In order to avoid having to allow over 1,000 Afghans who fought alongside US soldiers to settle as refugees in the US as planned, the Trump administration is reportedly trying to ink a deal with the Democratic Republic of the Congo to take them instead, but the plan was stalled amid public backlash, and the administration is seeking other options.
It's hard to fathom how deeply evil this is, and that we have people running our country who get sick pleasure from sending women fleeing violence in Iran to an African country in the middle of a brutal civil war. https://t.co/JaN8z2LFI2
— Chris Murphy 🟧 (@ChrisMurphyCT) June 11, 2026
The Iranian American Legal Defense Fund said on Thursday that the deportation of Iranian nationals was a “potentially fatal action,” as they could face danger in the CAR or be sent back to Iran.
Another person scheduled to be deported to the CAR was an elderly man from Syria, whose immigration attorney, Margaret Stock, told the Times that he had scars all over his body due to torture in his home country.

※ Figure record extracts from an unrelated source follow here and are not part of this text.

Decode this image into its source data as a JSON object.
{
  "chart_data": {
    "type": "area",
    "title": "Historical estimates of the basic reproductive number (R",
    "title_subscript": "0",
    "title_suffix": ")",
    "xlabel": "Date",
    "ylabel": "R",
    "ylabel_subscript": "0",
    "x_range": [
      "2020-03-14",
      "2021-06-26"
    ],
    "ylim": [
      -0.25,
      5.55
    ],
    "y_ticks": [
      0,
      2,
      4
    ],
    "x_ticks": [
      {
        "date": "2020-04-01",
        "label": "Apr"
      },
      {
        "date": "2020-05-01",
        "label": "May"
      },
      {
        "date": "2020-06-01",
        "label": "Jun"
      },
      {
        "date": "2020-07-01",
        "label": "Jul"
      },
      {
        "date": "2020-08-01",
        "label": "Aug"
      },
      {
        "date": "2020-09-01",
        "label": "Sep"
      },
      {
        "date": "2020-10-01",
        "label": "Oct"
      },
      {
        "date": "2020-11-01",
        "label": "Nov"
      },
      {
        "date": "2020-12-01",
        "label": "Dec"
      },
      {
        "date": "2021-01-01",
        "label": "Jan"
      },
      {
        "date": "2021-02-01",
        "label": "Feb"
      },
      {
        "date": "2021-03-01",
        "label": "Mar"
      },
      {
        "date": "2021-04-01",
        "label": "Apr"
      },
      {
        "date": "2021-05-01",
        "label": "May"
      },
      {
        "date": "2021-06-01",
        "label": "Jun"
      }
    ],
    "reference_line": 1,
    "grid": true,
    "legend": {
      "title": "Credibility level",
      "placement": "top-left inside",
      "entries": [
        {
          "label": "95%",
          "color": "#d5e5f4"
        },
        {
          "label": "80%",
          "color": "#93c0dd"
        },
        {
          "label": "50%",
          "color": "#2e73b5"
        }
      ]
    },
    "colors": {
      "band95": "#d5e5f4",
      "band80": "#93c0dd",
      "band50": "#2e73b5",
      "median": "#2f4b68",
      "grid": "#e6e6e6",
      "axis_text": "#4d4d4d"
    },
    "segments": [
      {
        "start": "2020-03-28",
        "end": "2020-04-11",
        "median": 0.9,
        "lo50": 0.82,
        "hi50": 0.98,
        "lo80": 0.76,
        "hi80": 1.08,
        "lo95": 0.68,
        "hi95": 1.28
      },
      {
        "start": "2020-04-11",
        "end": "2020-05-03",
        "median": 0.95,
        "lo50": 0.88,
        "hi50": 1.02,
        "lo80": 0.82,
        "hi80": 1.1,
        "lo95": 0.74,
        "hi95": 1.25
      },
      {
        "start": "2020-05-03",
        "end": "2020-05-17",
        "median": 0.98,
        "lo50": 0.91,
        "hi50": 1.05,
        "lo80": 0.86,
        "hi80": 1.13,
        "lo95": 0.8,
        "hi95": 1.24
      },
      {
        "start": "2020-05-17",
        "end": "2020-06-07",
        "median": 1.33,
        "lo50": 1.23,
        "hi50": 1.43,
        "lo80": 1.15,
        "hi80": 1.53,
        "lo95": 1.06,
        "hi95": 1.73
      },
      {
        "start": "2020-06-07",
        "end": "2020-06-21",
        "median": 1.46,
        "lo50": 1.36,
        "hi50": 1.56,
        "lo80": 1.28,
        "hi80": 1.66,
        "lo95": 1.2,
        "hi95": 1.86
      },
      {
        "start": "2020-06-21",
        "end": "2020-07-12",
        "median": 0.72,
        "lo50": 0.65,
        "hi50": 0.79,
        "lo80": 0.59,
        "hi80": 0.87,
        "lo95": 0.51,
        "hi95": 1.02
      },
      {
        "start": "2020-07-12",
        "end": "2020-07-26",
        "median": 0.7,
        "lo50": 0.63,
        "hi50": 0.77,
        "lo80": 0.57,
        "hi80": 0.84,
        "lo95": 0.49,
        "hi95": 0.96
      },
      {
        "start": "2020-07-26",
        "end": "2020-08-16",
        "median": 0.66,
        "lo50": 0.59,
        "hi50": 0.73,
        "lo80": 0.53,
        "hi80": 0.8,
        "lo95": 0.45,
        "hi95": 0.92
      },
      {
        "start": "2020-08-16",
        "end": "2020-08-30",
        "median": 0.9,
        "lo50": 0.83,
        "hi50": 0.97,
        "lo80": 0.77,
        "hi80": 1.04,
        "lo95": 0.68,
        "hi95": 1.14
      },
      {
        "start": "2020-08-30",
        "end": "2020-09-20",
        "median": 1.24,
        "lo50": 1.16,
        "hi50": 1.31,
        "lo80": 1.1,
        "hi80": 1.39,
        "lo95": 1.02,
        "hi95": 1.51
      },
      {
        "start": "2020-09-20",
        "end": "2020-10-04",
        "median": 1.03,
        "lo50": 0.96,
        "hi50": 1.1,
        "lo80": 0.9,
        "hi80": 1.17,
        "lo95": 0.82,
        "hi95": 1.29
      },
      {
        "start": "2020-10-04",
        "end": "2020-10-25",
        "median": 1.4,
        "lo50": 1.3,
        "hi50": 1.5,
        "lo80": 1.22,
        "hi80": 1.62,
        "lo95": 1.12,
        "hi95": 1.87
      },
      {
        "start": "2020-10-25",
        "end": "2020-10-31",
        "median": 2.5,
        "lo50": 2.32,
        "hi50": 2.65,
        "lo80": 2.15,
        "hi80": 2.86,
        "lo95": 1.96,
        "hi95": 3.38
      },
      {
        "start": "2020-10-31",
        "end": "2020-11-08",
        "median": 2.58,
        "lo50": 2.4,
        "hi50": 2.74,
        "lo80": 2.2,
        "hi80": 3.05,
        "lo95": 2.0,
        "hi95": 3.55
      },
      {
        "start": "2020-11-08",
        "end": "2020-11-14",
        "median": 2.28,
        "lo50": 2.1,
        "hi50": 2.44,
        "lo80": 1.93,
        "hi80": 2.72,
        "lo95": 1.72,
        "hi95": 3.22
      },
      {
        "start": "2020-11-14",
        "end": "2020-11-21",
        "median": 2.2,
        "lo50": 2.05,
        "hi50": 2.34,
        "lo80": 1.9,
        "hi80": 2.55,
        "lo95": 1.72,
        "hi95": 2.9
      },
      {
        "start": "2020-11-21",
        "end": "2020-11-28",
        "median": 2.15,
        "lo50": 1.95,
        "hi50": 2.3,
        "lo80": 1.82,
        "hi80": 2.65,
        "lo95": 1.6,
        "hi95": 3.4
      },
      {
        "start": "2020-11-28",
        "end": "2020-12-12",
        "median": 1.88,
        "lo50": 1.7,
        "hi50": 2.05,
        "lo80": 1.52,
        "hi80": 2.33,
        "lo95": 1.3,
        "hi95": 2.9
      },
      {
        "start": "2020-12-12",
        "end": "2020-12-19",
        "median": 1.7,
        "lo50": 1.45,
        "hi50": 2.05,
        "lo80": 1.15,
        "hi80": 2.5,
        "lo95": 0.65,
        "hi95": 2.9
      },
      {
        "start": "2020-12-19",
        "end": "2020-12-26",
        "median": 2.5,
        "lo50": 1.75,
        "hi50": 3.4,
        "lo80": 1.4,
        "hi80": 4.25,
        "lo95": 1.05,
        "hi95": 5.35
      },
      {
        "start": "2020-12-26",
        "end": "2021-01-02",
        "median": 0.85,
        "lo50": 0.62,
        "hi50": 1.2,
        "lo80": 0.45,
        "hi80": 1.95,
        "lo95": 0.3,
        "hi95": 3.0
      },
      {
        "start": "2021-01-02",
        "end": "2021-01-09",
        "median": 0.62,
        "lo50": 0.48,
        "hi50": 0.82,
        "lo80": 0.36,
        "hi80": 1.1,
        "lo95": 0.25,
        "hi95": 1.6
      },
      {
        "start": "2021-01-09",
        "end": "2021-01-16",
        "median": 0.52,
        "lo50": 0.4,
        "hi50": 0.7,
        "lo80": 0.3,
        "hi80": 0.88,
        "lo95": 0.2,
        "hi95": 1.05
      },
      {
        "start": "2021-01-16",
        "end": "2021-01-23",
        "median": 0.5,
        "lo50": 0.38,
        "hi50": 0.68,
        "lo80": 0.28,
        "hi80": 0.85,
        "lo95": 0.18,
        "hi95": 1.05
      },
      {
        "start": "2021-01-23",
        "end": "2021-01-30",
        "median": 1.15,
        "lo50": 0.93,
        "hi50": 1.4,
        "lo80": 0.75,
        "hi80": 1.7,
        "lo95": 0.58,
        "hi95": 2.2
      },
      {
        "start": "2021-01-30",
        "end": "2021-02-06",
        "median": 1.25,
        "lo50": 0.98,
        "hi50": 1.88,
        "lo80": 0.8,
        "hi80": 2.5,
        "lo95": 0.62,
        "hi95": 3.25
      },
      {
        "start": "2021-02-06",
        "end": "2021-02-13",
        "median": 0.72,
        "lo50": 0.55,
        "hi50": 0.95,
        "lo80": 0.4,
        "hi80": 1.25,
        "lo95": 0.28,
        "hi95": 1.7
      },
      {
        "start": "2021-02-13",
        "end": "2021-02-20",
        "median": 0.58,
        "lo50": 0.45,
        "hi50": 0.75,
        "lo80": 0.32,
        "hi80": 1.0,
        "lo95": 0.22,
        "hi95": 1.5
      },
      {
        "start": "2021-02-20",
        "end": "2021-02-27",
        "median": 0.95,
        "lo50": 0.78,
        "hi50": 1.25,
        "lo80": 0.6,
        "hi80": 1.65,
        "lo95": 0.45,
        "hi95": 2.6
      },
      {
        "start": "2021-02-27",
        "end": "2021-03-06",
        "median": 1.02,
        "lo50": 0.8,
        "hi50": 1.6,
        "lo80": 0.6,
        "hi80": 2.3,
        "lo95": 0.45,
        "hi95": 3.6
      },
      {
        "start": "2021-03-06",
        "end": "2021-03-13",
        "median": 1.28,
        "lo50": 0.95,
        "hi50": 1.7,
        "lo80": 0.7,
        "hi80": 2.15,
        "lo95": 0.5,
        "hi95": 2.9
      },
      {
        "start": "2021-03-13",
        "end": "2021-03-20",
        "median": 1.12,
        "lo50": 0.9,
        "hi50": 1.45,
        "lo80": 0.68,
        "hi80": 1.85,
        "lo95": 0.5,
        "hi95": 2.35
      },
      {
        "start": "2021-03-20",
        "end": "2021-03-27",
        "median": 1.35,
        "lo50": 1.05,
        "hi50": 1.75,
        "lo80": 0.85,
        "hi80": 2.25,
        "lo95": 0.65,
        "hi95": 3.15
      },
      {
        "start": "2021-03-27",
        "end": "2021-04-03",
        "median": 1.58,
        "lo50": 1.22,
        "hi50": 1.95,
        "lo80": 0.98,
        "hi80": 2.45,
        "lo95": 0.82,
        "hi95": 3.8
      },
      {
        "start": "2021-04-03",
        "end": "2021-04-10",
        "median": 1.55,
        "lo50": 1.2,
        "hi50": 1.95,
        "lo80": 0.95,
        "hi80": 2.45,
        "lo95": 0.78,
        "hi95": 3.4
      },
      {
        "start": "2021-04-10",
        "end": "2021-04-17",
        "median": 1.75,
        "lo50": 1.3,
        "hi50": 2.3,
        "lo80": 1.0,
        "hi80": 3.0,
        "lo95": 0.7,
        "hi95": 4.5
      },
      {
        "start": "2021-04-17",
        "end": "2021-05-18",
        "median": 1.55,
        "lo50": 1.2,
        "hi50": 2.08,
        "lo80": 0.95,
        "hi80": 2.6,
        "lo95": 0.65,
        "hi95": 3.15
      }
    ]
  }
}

He is a Sufi Muslim and feared persecution if he returned there, and is in danger of lacking access to care for his diabetes if sent to the CAR. According to Stock, he received an emergency temporary order halting his deportation.
Sen. Chris Murphy (Conn.), the ranking Democrat on the subcommittee in charge of funding for the Department of Homeland Security and its immigration agencies, responded to the Times report on the deportations with outrage.
"It's hard to fathom how deeply evil this is, and that we have people running our country who get sick pleasure from sending women fleeing violence in Iran to an African country in the middle of a brutal civil war," he said.
Reichlin-Melnick agreed: "Evil is the right word for... taking people who are safe in the United States, who have proven to a judge they would be persecuted in their home country, and dumping them in a random country in the middle of a civil war."
"No previous administration would have done this, despite it likely being legal," he added.